After 3 long shifts as a med tech at my facility, I went and worked my once-a-week evening shift caregiving, and for the first time, it felt like a relief. We've got multiple residents on a lot of medications right now, many of which would normally be PRN's and therefore not my department. However, one of the nurses wrote them in our book as nursing orders, so for the first time we're giving medications that absolutely must be given at a certain time and that is really stressful with this population. You just never know if or when these people are going to cooperate with you.
So anyway, we've still got the Darth Vader Choker running around. He's a reasonably nice guy a lot of the time, but when he gets combative, it's scary. He's a big man (and remember, he lifted one nurse clear up off the ground by choking her). During report today we were told to "keep a close eye on him" and perform "frequent checks" because he's been peeing everywhere. And housekeeping is getting mad because he peed on the drapes and it's expensive to clean them. I'll file that under "not urgent". If it's that expensive to clean the place when he pees all over stuff, how about NOT ADMITTING people that we KNOW ahead of time are going to freak out when toileted and have a pattern of voiding inappropriately? Duh.
Anyway, Mr. Vader has been on a streak of bad days lately. So when we spotted him dozing on a couch in the hallway after dinner, I suggested to the other aide who was assigned to him that we go try to put him to bed right away, before his meds wear off. We got a wheelchair, because he was all zonked. We gently woke him up, told him we would help him get to bed, and plopped him in the wheelchair.
Once we had him in his room, I started with "Let's take a look at your feet." because apparently that's how his daughter would start his care.

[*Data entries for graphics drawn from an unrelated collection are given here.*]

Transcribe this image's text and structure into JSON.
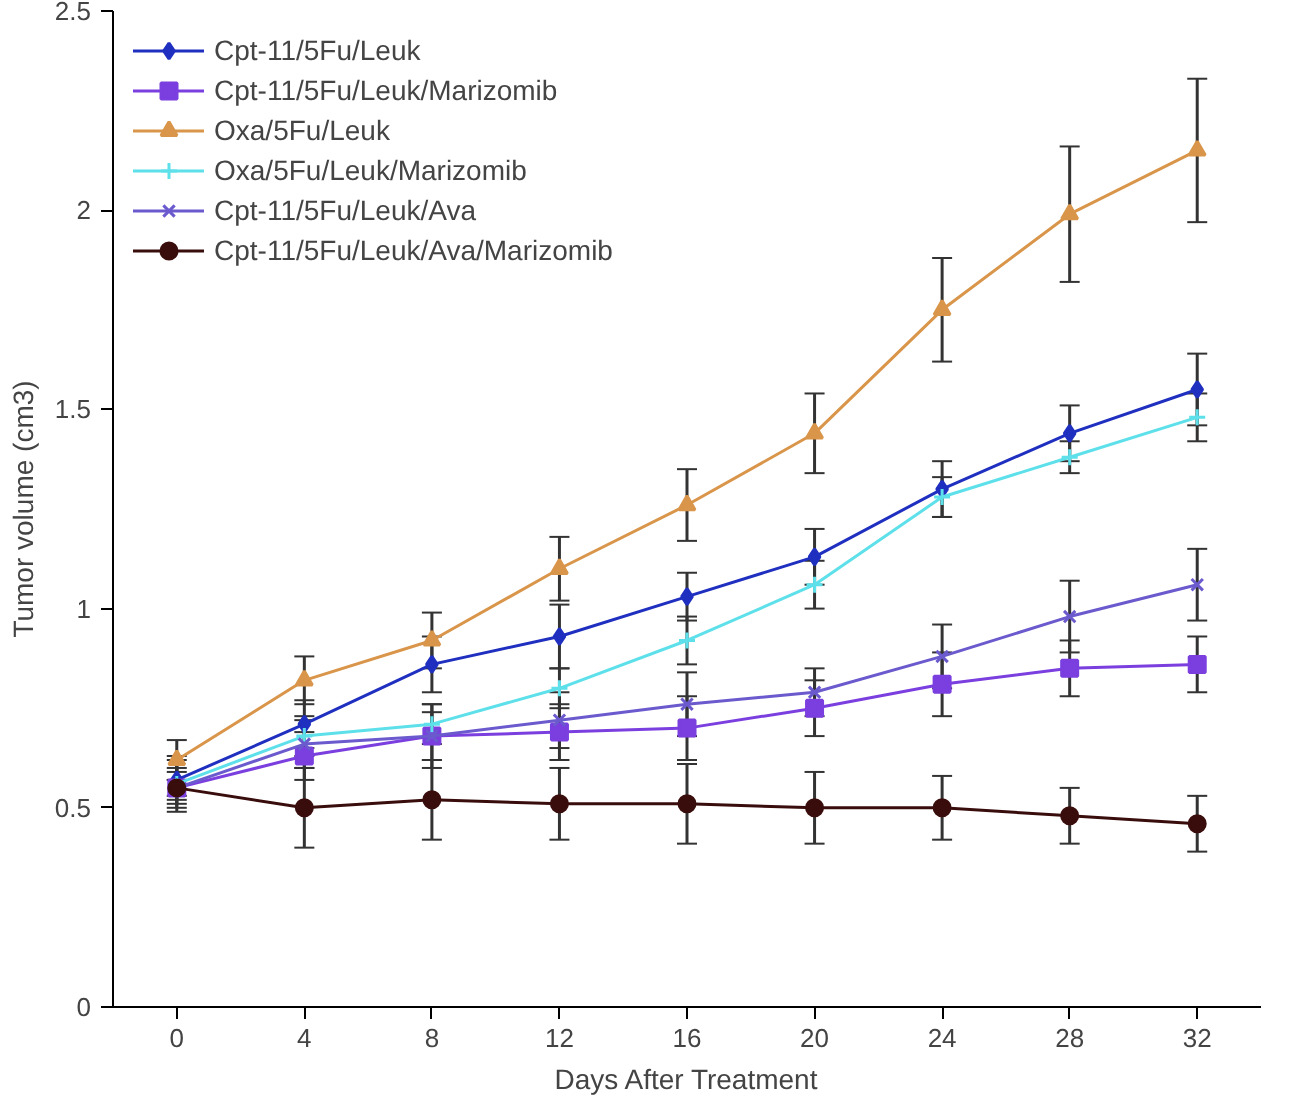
{
  "chart_data": {
    "type": "line",
    "xlabel": "Days After Treatment",
    "ylabel": "Tumor volume (cm3)",
    "x": [
      0,
      4,
      8,
      12,
      16,
      20,
      24,
      28,
      32
    ],
    "xlim": [
      -2,
      34
    ],
    "xticks": [
      0,
      4,
      8,
      12,
      16,
      20,
      24,
      28,
      32
    ],
    "ylim": [
      0,
      2.5
    ],
    "yticks": [
      0,
      0.5,
      1,
      1.5,
      2,
      2.5
    ],
    "grid": false,
    "legend": "top left",
    "series": [
      {
        "name": "Cpt-11/5Fu/Leuk",
        "color": "#1f2fbf",
        "marker": "diamond",
        "values": [
          0.57,
          0.71,
          0.86,
          0.93,
          1.03,
          1.13,
          1.3,
          1.44,
          1.55
        ],
        "errors": [
          0.05,
          0.06,
          0.07,
          0.08,
          0.06,
          0.07,
          0.07,
          0.07,
          0.09
        ]
      },
      {
        "name": "Cpt-11/5Fu/Leuk/Marizomib",
        "color": "#7b3fe0",
        "marker": "square",
        "values": [
          0.55,
          0.63,
          0.68,
          0.69,
          0.7,
          0.75,
          0.81,
          0.85,
          0.86
        ],
        "errors": [
          0.04,
          0.06,
          0.06,
          0.07,
          0.08,
          0.07,
          0.08,
          0.07,
          0.07
        ]
      },
      {
        "name": "Oxa/5Fu/Leuk",
        "color": "#d9954a",
        "marker": "triangle",
        "values": [
          0.62,
          0.82,
          0.92,
          1.1,
          1.26,
          1.44,
          1.75,
          1.99,
          2.15
        ],
        "errors": [
          0.05,
          0.06,
          0.07,
          0.08,
          0.09,
          0.1,
          0.13,
          0.17,
          0.18
        ]
      },
      {
        "name": "Oxa/5Fu/Leuk/Marizomib",
        "color": "#5ee0ea",
        "marker": "cross",
        "values": [
          0.56,
          0.68,
          0.71,
          0.8,
          0.92,
          1.06,
          1.28,
          1.38,
          1.48
        ],
        "errors": [
          0.07,
          0.05,
          0.05,
          0.05,
          0.06,
          0.06,
          0.05,
          0.04,
          0.06
        ]
      },
      {
        "name": "Cpt-11/5Fu/Leuk/Ava",
        "color": "#6a5acd",
        "marker": "x",
        "values": [
          0.55,
          0.66,
          0.68,
          0.72,
          0.76,
          0.79,
          0.88,
          0.98,
          1.06
        ],
        "errors": [
          0.02,
          0.06,
          0.08,
          0.07,
          0.08,
          0.06,
          0.08,
          0.09,
          0.09
        ]
      },
      {
        "name": "Cpt-11/5Fu/Leuk/Ava/Marizomib",
        "color": "#3a0d0d",
        "marker": "circle",
        "values": [
          0.55,
          0.5,
          0.52,
          0.51,
          0.51,
          0.5,
          0.5,
          0.48,
          0.46
        ],
        "errors": [
          0.05,
          0.1,
          0.1,
          0.09,
          0.1,
          0.09,
          0.08,
          0.07,
          0.07
        ]
      }
    ]
  }
}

He was a contractor for years and years, and for all I know, he thinks he did it today. So I acted as though he had. I said "We want to make sure you didn't step on any nails or anything. Construction sites can be tricky." he was awake now, and agreed. I took off his shoes and socks. I continued "All right, those look good, no problems there. I think we better check your knees too, make sure they didn't get roughed up at all. Can you stand up?" He could, with our help. He didn't even notice that we were taking his pants off to check his knees, was just glad that his knees were okay. We continued like this until he had everything off, used the restroom, washed himself up with a washcloth, brushed his teeth and laid down in bed wearing only a brief. It was amazing. Such a change from his other days. I think if he could be appropriately medicated, he could be compliant like this all the time - he was aware of what we were doing, was doing most of the work himself, and was pleasant to be around.
It was the most successful moment I've had with this guy since he moved in.
And after all the stress of the last few days, it was a really pleasant change - sometimes it's nice to go back to basics.